Hervey White Maverick Festival

Hervey White Maverick Festival

Hervey White

Hervey White was born in 1866 on a Iowan farm. He began his college education at the University of Kansas, later transferred to Harvard University, and completed his degree there in 1894.

He traveled to Europe and the social reform movements he observed there influenced him for the rest of his life.

Back in the United States, White began work at the Hull House in Chicago. Jane Addams and Ellen Gates Star had founded Hull House in 1889 as a place to educate  poor immigrants. She also encouraged them to express themselves through the arts.

Hervey White Maverick Festival

Shared views

While working at the Hull House, Hervey met others who shared his views of helping talented young people become artists despite economic poverty. Carl Eric-Lindin, Charlotte Perkins Gilman, and Ralph Radcliffe Whitehead were three of these fellow travelers.

Hervey White Maverick Festival

Byrdcliffe Arts Colony

Whitehead invited White to the Catskills to help him establish an artist colony. In 1902, Whitehead purchased 1500 acres near Overlook Mountain and Woodstock, NY,

The group built houses, studios, and workshops. Established artists became teachers to young aspiring artists. Hervey White married Vivian Bevans in 1903. She was a printmaker and one of the Colony’s students.

As an interesting aside, in 1965 a Mr Bob Dylan moved to a home that was once part of Byrdcliffe.

Hervey White Maverick Festival

Maverick Art Colony

Many artists have a wide perspective, but are short-tempered. In 1905 Hervey White left Byrdcliff and with Frits van der Loo purchased a farm near Ohayo Mountain, also near Woodstock.

He hoped it would be a place of creative freedom, a freedom he felt Byrdcliff’s strictures had limited.

By 1910 the farm had become a year-round residence for the Whites and several other artists. Art can be a full-time preoccupation excluding family and Vivian White left the colony with their two sons.

She never returned.

Hervey White Maverick Festival

Festival

In 1915, resident musicians suggested to White that the colony organize a festival to help pay for a needed well. The Maverick Festival was born.

The festival became an annual one and the primary way the colony supported itself.

The festival continued until 1931 when the economic issues of the Great Depression forced the festival’s cancellation. The colony continued but struggled, never again to be the vibrant artist residence it had been.

Hervey White Maverick Festival

Georgia

White, as many before and more since, found the Catskill winters too much of a challenge and he purchased a farm in Georgia. His heart remained at the Maverick Colony and he returned every spring.

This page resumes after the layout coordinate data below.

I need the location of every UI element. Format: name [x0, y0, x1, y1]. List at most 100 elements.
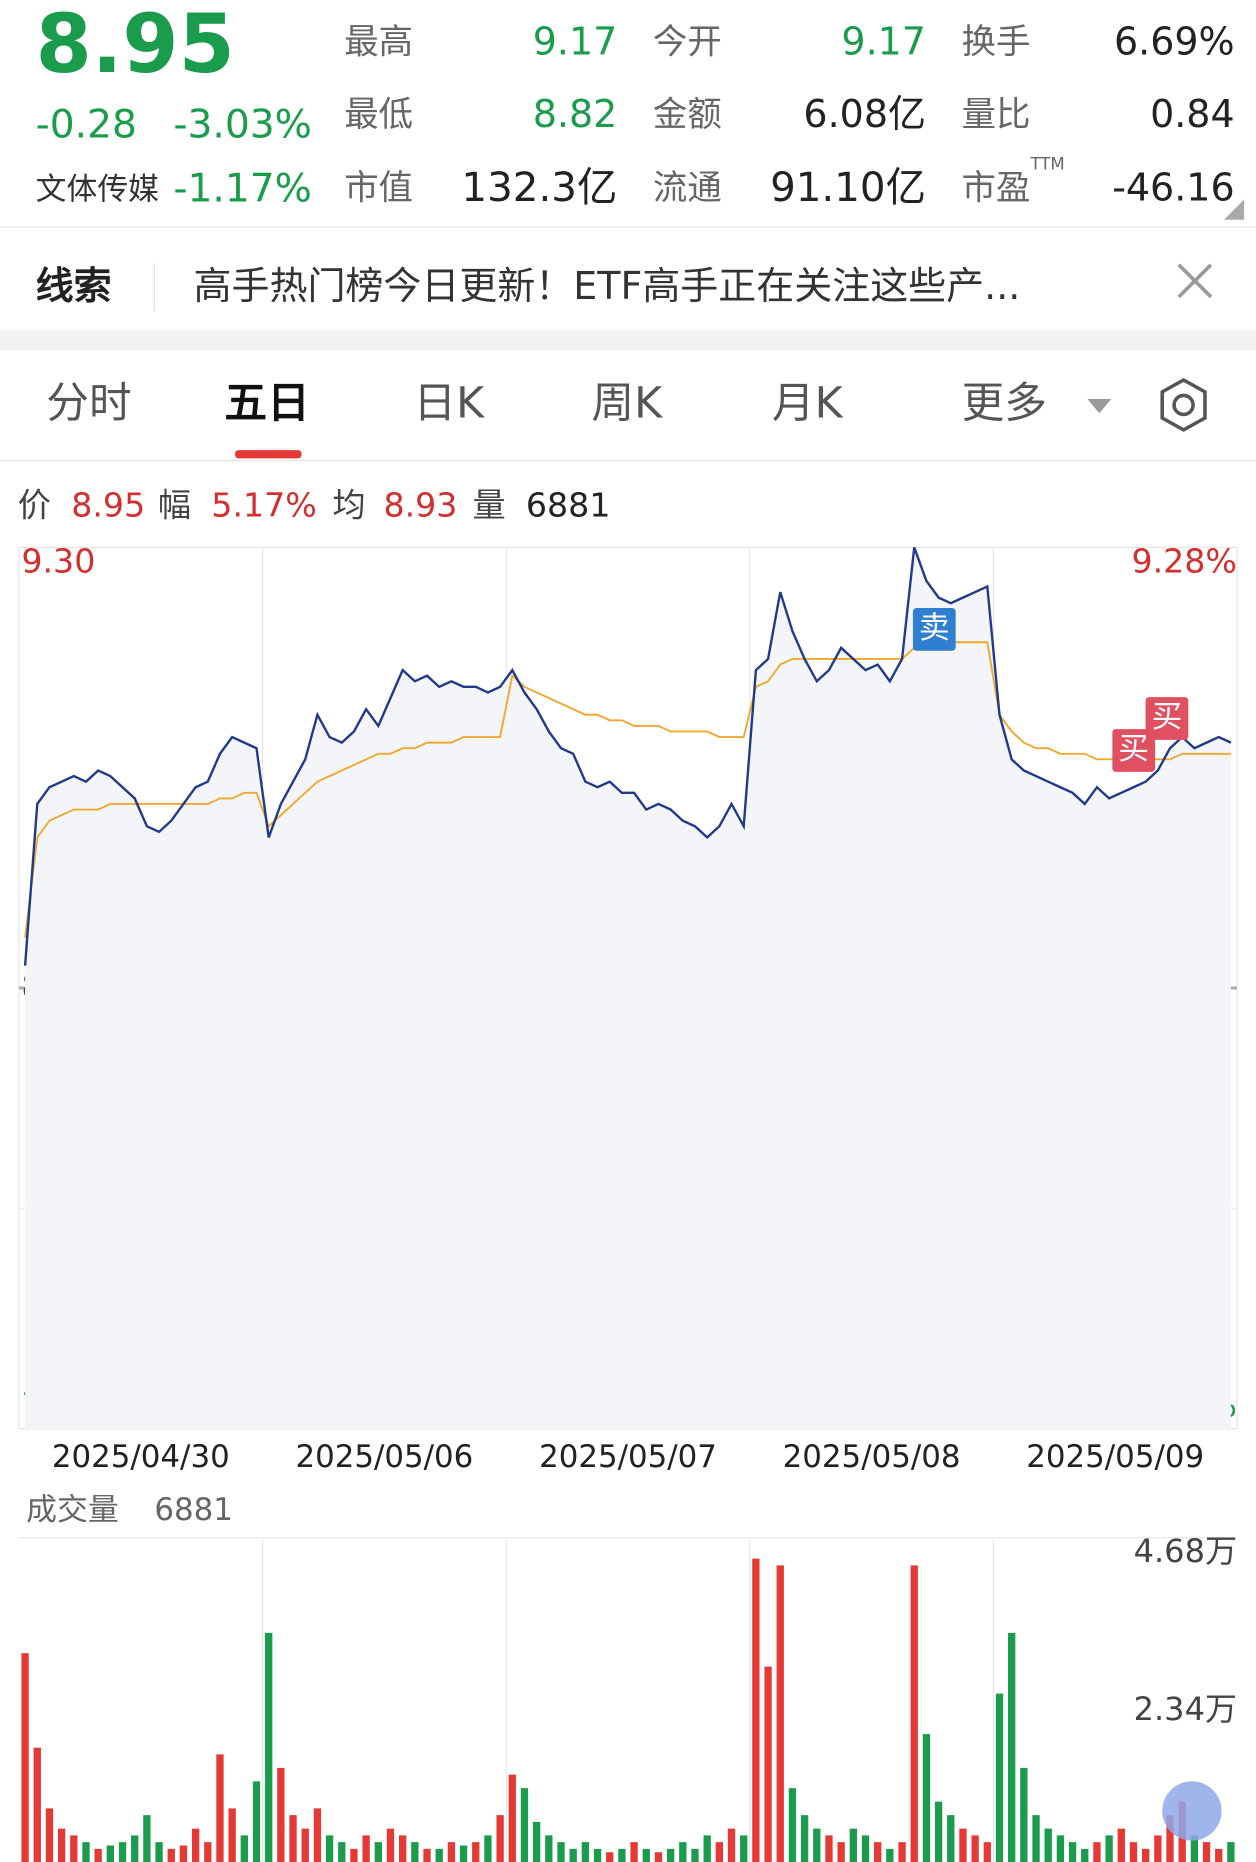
- volume-bar: [131, 1835, 139, 1862]
- volume-bar: [593, 1848, 602, 1862]
- stat-label: 换手: [962, 22, 1031, 62]
- volume-bar: [1008, 1632, 1016, 1862]
- volume-bar: [703, 1835, 711, 1862]
- average-line: [24, 641, 1231, 938]
- volume-bar: [289, 1815, 297, 1862]
- volume-bar: [898, 1842, 906, 1862]
- volume-bar: [727, 1828, 736, 1862]
- trade-marker-label: 卖: [919, 610, 950, 646]
- volume-bar: [849, 1828, 857, 1862]
- stat-value: 9.17: [841, 19, 926, 63]
- volume-bar: [1129, 1842, 1138, 1862]
- volume-bar: [191, 1828, 200, 1862]
- volume-current: 6881: [154, 1492, 233, 1528]
- trade-marker-label: 买: [1118, 731, 1149, 767]
- volume-bar: [45, 1808, 54, 1862]
- volume-bar: [374, 1842, 382, 1862]
- volume-bar: [106, 1845, 114, 1862]
- volume-bar: [1117, 1828, 1125, 1862]
- volume-bar: [947, 1815, 955, 1862]
- stat-sup: TTM: [1029, 155, 1064, 174]
- volume-bar: [1105, 1835, 1113, 1862]
- close-button[interactable]: [1177, 263, 1213, 299]
- tab[interactable]: 五日: [224, 379, 309, 429]
- change: -0.28: [36, 103, 137, 148]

He died on October 20, 1944.

Hervey White Maverick Festival

Another festival idea

25 years later, another Woodstock resident had an artistic idea: build a recording studio there for the many young musicians who had discovered the area’s beauty and serenity.

Michael Lang, Artie Kornfeld, John Roberts, and Joel Rosenman formed Woodstock Ventures the spring of 1969 for that purchase.

You might be familiar with the rest of their story. The funny part is that Woodstock, NY continues to be famous for their festival despite the fact that the event occurred 60 miles away in Bethel, NY.